Je me compose l’attitude de la fille qui ne craint rien et j’attends. Trulež, lui, pointe le visage vers moi et renifle deux fois.
— Tu pues la frousse, me jette-t-il, cela suffirait pour que je te liquide sauf que tu sens aussi autre chose. Une odeur infecte que je n’ai rencontrée qu’une fois et que je n’aime pas. Que je n’aime pas mais que je respecte. Profite de la chance que t’offre cette odeur-là. Si ta route croise à nouveau la mienne, je me montrerai moins clément.

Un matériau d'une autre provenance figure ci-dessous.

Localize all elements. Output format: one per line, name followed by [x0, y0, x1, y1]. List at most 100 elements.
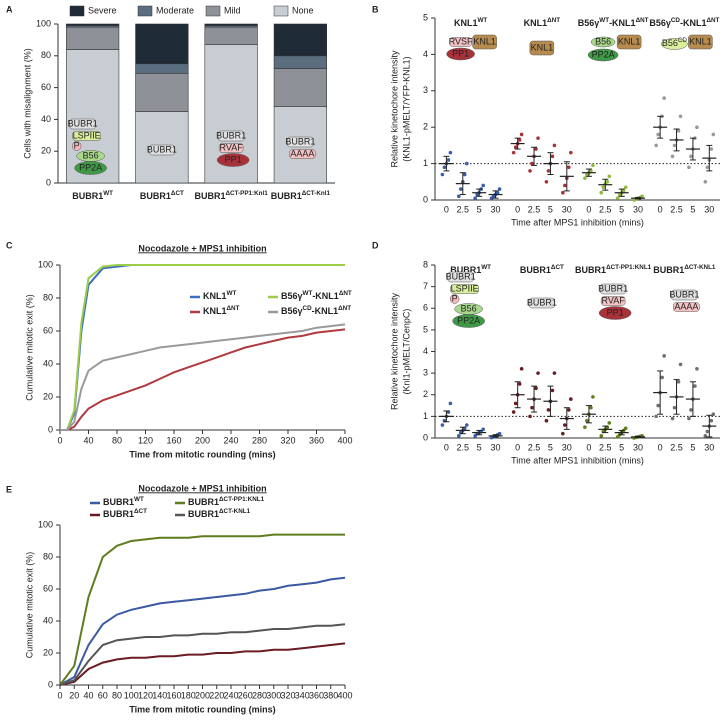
data-point [550, 388, 555, 393]
y-tick-label: 60 [43, 325, 53, 335]
data-point [458, 187, 463, 191]
label-part: -KNL1 [609, 18, 636, 28]
chart-title: Nocodazole + MPS1 inhibition [138, 243, 266, 253]
group-label: BUBR1ΔCT-PP1:KNL1 [575, 264, 652, 275]
cartoon-label: LSPIIE [73, 130, 101, 140]
x-tick-label: 340 [295, 690, 310, 700]
data-point [709, 418, 714, 423]
cartoon-shape [472, 34, 497, 50]
data-point [585, 418, 589, 423]
data-point [561, 190, 565, 195]
y-tick-label: 40 [43, 358, 53, 368]
data-point [534, 147, 538, 151]
data-point [536, 371, 540, 375]
data-point [511, 150, 516, 155]
cartoon-label: P [74, 140, 80, 150]
data-point [678, 114, 683, 119]
superscript: ΔCT-KNL1 [219, 508, 251, 515]
cartoon-label: PP2A [592, 49, 615, 59]
x-tick-label: 30 [704, 204, 714, 214]
x-tick-label: 180 [181, 690, 196, 700]
superscript: ΔNT [227, 305, 240, 312]
cartoon-label: KNL1 [531, 42, 554, 52]
data-point [662, 96, 666, 100]
data-point [546, 169, 551, 173]
y-tick-label: 20 [43, 647, 53, 657]
y-tick-label: 0 [46, 177, 51, 187]
data-point [591, 163, 595, 168]
cartoon-shape [449, 37, 472, 47]
data-point [519, 132, 524, 137]
label-part: BUBR1 [188, 497, 219, 507]
cartoon-shape [148, 144, 176, 156]
x-tick-label: 360 [309, 690, 324, 700]
cartoon-shape [287, 136, 314, 148]
data-point [711, 412, 716, 417]
data-point [546, 408, 551, 412]
data-point [678, 362, 683, 367]
cartoon-label: BUBR1 [68, 118, 98, 128]
superscript: ΔCT [551, 264, 564, 271]
x-tick-label: 5 [619, 442, 624, 452]
x-tick-label: 2.5 [528, 442, 541, 452]
group-label: KNL1ΔNT [524, 17, 561, 28]
data-point [497, 431, 502, 436]
y-tick-label: 3 [423, 85, 428, 95]
y-tick-label: 6 [423, 303, 428, 313]
superscript: WT [481, 264, 491, 271]
superscript: ΔNT [547, 17, 560, 24]
data-point [530, 405, 534, 410]
cartoon-label: B56 [595, 36, 611, 46]
legend-label: BUBR1ΔCT [103, 508, 147, 519]
y-tick-label: 0 [48, 679, 53, 689]
data-point [536, 136, 540, 140]
data-point [687, 416, 691, 421]
label-part: BUBR1 [194, 191, 225, 201]
x-tick-label: 30 [562, 442, 572, 452]
y-axis-label: Relative kinetochore intensity [389, 50, 399, 168]
series-line [59, 623, 346, 686]
data-point [703, 434, 708, 438]
cartoon-shape [69, 118, 96, 130]
data-point [676, 129, 681, 133]
y-tick-label: 5 [423, 324, 428, 334]
x-tick-label: 220 [209, 690, 224, 700]
legend-label: Moderate [156, 5, 194, 15]
data-point [462, 172, 467, 177]
x-tick-label: 30 [704, 442, 714, 452]
label-part: B56γ [649, 18, 671, 28]
cartoon-label: BUBR1 [527, 297, 557, 307]
label-part: BUBR1 [653, 265, 684, 275]
data-point [654, 414, 658, 419]
bar-segment [135, 72, 189, 112]
x-tick-label: 320 [280, 690, 295, 700]
legend-label: B56γWT-KNL1ΔNT [281, 290, 352, 301]
data-point [689, 154, 693, 159]
x-tick-label: BUBR1ΔCT [140, 190, 184, 201]
x-axis-label: Time after MPS1 inhibition (mins) [511, 217, 644, 227]
data-point [705, 165, 710, 170]
data-point [656, 403, 660, 408]
legend-label: None [292, 5, 314, 15]
data-point [621, 189, 626, 193]
legend-label: Mild [224, 5, 241, 15]
x-tick-label: 320 [280, 435, 295, 445]
cartoon-shape [587, 48, 619, 62]
cartoon-label: RVSF [449, 36, 473, 46]
x-tick-label: 0 [586, 204, 591, 214]
x-tick-label: 2.5 [599, 442, 612, 452]
cartoon-shape [72, 131, 101, 141]
x-tick-label: 100 [124, 690, 139, 700]
x-tick-label: 80 [112, 690, 122, 700]
x-tick-label: 5 [548, 442, 553, 452]
x-tick-label: 260 [238, 690, 253, 700]
cartoon-label: AAAA [674, 301, 698, 311]
cartoon-shape [216, 153, 250, 167]
data-point [703, 180, 708, 184]
superscript: CD [303, 305, 313, 312]
y-tick-label: 80 [41, 50, 51, 60]
label-part: -KNL1 [680, 18, 707, 28]
x-tick-label: 0 [57, 435, 62, 445]
cartoon-label: BUBR1 [446, 271, 476, 281]
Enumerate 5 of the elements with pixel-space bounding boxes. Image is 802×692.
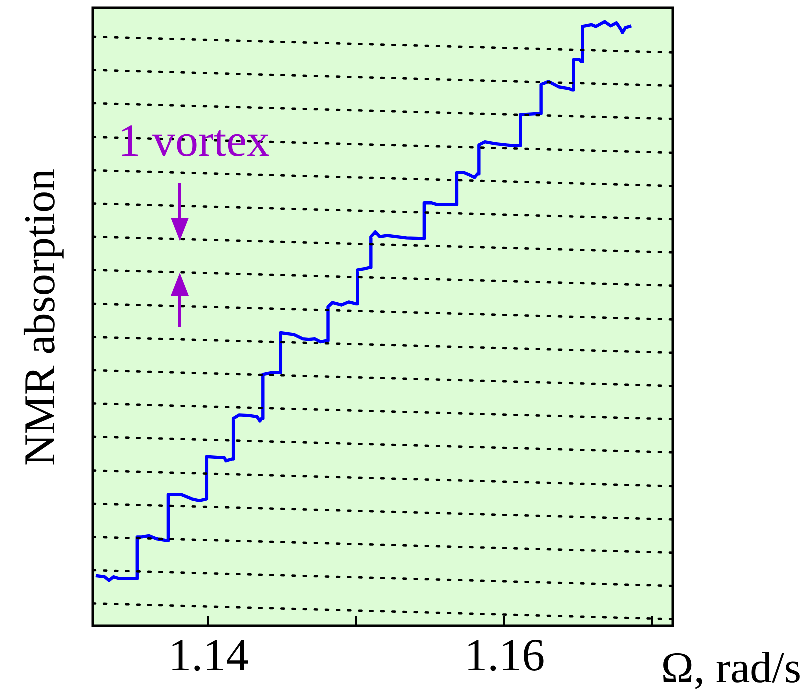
annotation: 1 vortex [118,115,270,166]
x-tick-label: 1.16 [464,630,546,680]
x-tick-label: 1.14 [168,630,250,680]
x-axis-title: Ω, rad/s [661,644,802,692]
y-axis-title: NMR absorption [16,169,64,466]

Il jette un rapide coup d’œil au bassin et, sans doute rassuré que le corps ne soit pas remonté à la surface, il lance un ordre :
— On se casse !
Sur un dernier regard, brûlant de haine, Trulež tourne les talons et se dirige vers la porte de l’entrepôt. Ses compagnons lui emboîtent le pas et je me retrouve seule.
Je m’oblige à compter jusqu’à dix sans bouger puis, lorsque je suis persuadée qu’ils ne feront pas demi-tour, je me précipite vers le bassin. Les garous ont laissé les lampes allumées pourtant l’eau est trop sombre pour que je distingue le fond. J’opère un rapide calcul.
Deux minutes.
Voilà à peu près deux minutes que le type est là-dessous. Largement le temps de s’être noyé, sans compter qu’il était peut-être déjà mort quand il est passé à la flotte.
Merde.
Je retire mes bottes, balance mon blouson par terre et saute.
J’ai eu raison de ne pas plonger, il y a moins d’un mètre d’eau. Une eau grasse et puante pareille à de la pisse d’alien.
Avec un frisson de dégoût, je tâte le fond du pied. Je trouve très vite celui que je cherche mais il est trop lourd pour que j’aie une chance de le remonter à la force des orteils.
Je serre les dents, m’accroupis dans le cloaque, réprime une nausée quand l’eau se referme au-dessus de ma tête, empoigne le type par les cheveux et le ramène à l’air libre.
Il est froid, immobile et ne respire plus. Il ne sera cependant pas dit que je n’aurai pas tout tenté. Je contracte mes muscles – bon sang ce qu’il est lourd – et réussis à le sortir du bassin.
J’ai suivi des cours de secourisme et si à aucun moment de ma vie je n’ai envisagé une carrière médicale, je sais comment procéder face à un noyé. Sans chercher à vider ses poumons remplis d’eau, je lui pince le nez et entreprends un énergique bouche à bouche.
Je me bats contre l’inéluctable pendant dix minutes sans que s’amorce le moindre changement. Alors que je m’apprête à renoncer, le type est pris d’un violent hoquet. À peine le temps de le basculer sur le côté, il vomit une incroyable quantité de liquide… avant de s’asseoir brusquement. Je savais que les garous – ce type est un garou – étaient solides, jamais je n’aurais pensé qu’ils le soient à ce point.